China hat seine Maßnahmen gegen Kryptowährungen und damit verbundene Aktivitäten weiter verschärft. Neue Richtlinien bekräftigen und erweitern bestehende Verbote. Die People’s Bank of China erklärte gemeinsam mit sieben weiteren Behörden alle kryptobezogenen Geschäftsaktivitäten – darunter Handel, Emission, Mining und die Nutzung nicht genehmigter, an den RMB gekoppelter Stablecoins – zu illegalen Finanzaktivitäten. Die neuen Maßnahmen untersagen ausdrücklich die Tokenisierung realer Vermögenswerte (RWA), sofern diese nicht von einer bestimmten Finanzinfrastruktur genehmigt wurde. Ausländischen Unternehmen ist es untersagt, ohne Genehmigung Krypto- oder RWA-Tokenisierungsdienste für chinesische Nutzer anzubieten.
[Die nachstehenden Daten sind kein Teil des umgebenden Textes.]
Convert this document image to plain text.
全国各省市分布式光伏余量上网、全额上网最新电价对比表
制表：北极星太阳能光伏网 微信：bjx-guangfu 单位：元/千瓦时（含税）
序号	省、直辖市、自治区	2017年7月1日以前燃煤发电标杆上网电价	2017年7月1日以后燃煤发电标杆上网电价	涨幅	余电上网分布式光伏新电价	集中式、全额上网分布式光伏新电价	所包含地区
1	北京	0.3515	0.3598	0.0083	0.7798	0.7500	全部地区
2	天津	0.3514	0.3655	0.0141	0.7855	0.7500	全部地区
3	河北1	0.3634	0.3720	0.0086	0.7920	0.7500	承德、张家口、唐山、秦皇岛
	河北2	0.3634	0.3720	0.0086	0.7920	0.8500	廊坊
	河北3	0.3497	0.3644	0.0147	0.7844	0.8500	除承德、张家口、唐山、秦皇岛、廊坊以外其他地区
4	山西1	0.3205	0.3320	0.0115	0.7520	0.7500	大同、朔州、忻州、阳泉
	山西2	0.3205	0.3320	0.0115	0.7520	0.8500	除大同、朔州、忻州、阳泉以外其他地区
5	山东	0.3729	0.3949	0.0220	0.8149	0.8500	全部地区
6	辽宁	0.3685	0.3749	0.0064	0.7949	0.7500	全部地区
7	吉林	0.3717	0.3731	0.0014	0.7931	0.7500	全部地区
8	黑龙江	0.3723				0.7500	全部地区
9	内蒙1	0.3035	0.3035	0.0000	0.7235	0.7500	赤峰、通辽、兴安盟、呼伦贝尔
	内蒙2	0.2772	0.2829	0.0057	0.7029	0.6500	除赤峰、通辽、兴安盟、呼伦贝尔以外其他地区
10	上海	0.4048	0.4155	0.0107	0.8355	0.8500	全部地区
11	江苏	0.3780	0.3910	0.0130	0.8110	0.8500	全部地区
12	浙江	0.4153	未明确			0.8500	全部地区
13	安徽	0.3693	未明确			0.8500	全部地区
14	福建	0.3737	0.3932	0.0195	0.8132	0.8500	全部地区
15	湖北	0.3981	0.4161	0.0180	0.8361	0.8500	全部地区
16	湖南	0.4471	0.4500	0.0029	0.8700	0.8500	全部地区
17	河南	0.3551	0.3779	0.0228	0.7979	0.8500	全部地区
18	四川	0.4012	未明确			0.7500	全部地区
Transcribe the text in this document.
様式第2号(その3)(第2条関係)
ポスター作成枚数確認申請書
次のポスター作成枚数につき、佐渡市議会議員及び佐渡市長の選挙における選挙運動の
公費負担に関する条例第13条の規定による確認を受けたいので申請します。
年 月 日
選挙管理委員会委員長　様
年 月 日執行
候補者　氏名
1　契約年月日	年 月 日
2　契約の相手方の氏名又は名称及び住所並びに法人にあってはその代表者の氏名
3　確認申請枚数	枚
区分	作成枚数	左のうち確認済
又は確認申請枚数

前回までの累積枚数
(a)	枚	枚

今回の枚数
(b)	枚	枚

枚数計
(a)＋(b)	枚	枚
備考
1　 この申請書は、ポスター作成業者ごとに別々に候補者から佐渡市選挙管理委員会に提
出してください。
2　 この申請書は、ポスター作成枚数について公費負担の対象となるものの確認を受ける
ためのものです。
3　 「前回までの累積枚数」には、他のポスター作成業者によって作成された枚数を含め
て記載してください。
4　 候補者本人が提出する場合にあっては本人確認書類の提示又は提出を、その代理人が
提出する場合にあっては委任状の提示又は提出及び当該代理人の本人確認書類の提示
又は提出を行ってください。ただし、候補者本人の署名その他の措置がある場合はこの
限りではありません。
Auch der Export und die Emission von yuan-gestützten Stablecoins im Ausland sind verboten, sofern keine behördliche Genehmigung vorliegt. Die Behörden begründen die Maßnahmen mit Bedenken hinsichtlich Währungssouveränität, Geldwäsche und Kapitalflucht. Damit unterstreicht China sein Engagement für eine strikte Kontrolle digitaler Vermögenswerte und verstärkte Überwachung.